Речевая аудиограмма при рецепторной тугоухости отклонена вправо от стандартной кривой. Разборчивость речи не достигает 100% или даже ухудшается при увеличении интенсивности речи. Уже на ранней стадии невриномы VIIIнерва нарушается разборчивость речи при сохранении тонального слуха (тонально-речевая диссоциация). Тонально-речевая диссоциация еще более выражена при центральной сенсоневральной тугоухости. При небольших сдвигах тональных порогов резко нарушается разборчивость речи.
Для всех видов сенсоневральной тугоухости характерно ухудшение разборчивости речи на фоне шума.
При рецепторной тугоухости уровень дискомфортной громкости (УДГ) нормальной, динамический диапазон слухового поля сужен. УДГ понижен при невриноме VIII нерва. При центральной сенсоневральной тугоухости уровень УДГ нормальный.
Феномен ускоренного нарастания громкости (ФУНГ) полложительный при поражении рецепторных клеток кортиева органа и слуховых центров мозга и не выявляется при поражении корешка VIII нерва.
Нижняя граница воспринимаемых звуковых частот (НГВЧ) при всех видах сенсоневральной тугоухости в норме и соответствует 20-40 Гц.
Пороги восприятия ультразвука при рецепторной тугоухости повышены или ультразвук не воспринимается. Латерализация ультразвуков при невриноме VIIIнерва в здоровое ухо, в то время как латерализация звука в опыте Вебера отсутствует. При ядерном поражении слуховой системы и асимметрии слуха латерализация слышимых звуков отсутствует, а ультразвук латерализуется в лучшеслышащее ухо.
Рецепторная тугоухость сопровождается нарушением пространственного слуха в вертикальной плоскости при тугоухости на частоты выше 4000 Гц. При выраженной асимметрии слуха нарушается пространственный слух в горизонтальной плоскости со стороны пораженного уха. При симметричной потере слуха более 50 дБ значительно нарушается или отсутствует способность локализовать источник звука. Для корешкового и центрального поражения нарушения пространственного слуха изучены недостаточно.

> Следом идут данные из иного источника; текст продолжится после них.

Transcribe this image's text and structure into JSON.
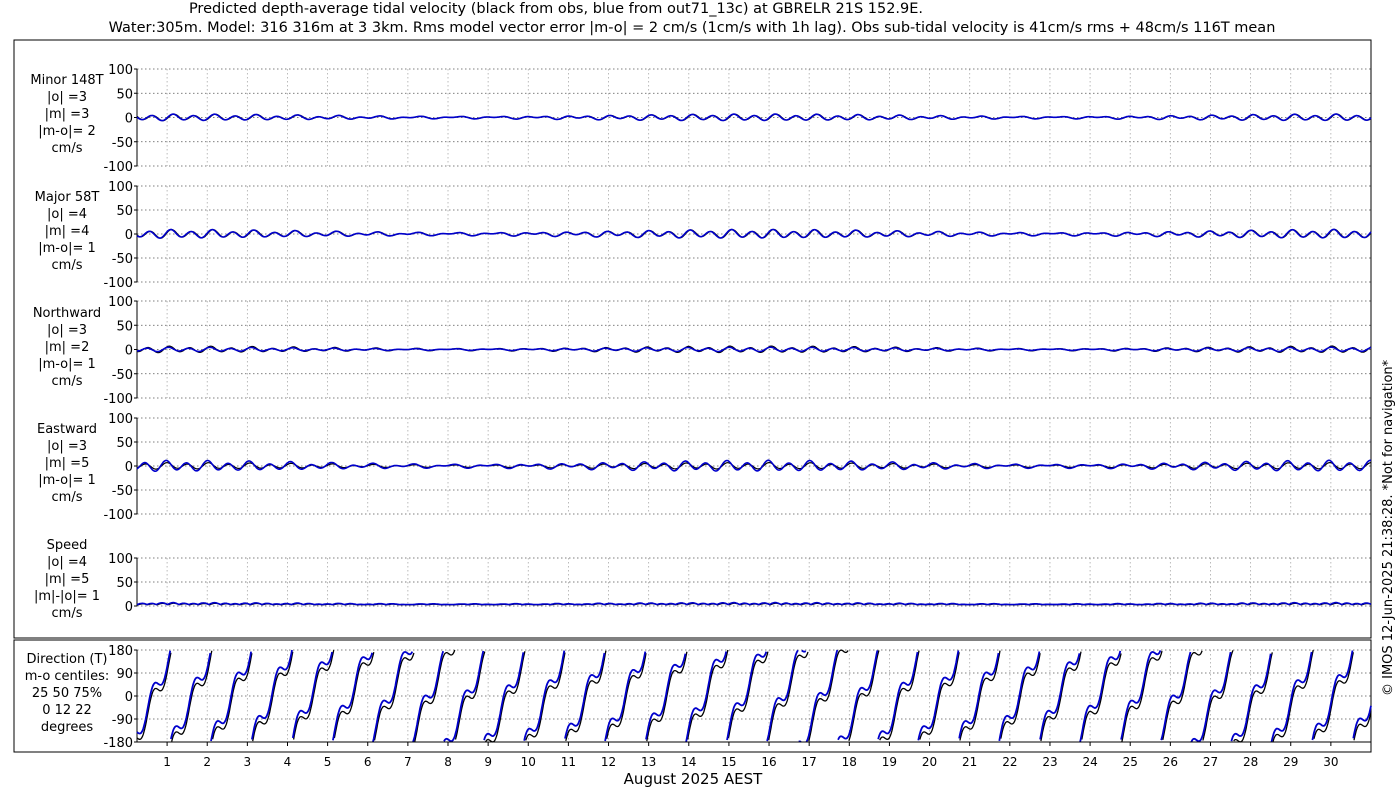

При импедансной аудиометрии при всех формах сенсоневральной тугоухости отмечается нормальная подвижность звукопроводящего аппарата среднего уха.
Пороги акустического рефлекса при рецепторной тугоухости повышаются в сторону высоких частот или не выявляются. Невриному VIII нерва и поржение ствола мозга характеризует распад акустического рефлекса стремени. Рефлекс стремени при невриноме (ипси- и контралатеральный) может не вызываться при стимуляции пораженной стороны. Патология ствола мозга на уровне трапециевидного тела приводит к выпадению обоих контралатеральных рефлексов стремени при сохранности – ипсилатеральных. Объемные процессы в области перекрестных и одного неперекрестного путей отличаются отсутсвием всех рефлексов, кроме ипсилатерального на здоровой стороне.
При поражении слуховых рецепторов на аудиограмме по слуховым вызванным потенциалам четко регистрируются КСВП, кроме волны I порядка. При невриноме VIII нерва и стволовом уровне поражения отмечается удлинение I и V межпиковых интервалов КСВП. При больших опухолях КСВП не вызываются.
Вызванная отоакустическая эмиссия (ОАЭ) при невриноме и поражении ствола мозга не регистрируется на стороне поражения.
Корковая тугоухость характеризуется тонально-речевой диссоциацией, удлинением латентного периода слуховых реакций, ухудшением разборчивости речи на фоне шума, нарушение пространственного слуха в горизонтальной плоскости. Бинауральное восприятие не улучшает разборчивости речи. Больные нередко испытывают затруднения в восприятии радиопередач и телефонных разговоров. Страдают ДСВП. Отмечается падение или отсутсвие потенциалов на звуки различной тональности и интенсивности.
Невриному VIII нерва и другие заболевания мозга диагностируют с помощью компъютерной и магнитно-резонансной томографии черепа.
Военнослужащие с тугоухостью различного генеза освидетельствуются по ст. 40 приказа МО РФ N 315 1995 г. с учетом таблицы дополнительных требований к состоянию здоровья граждан.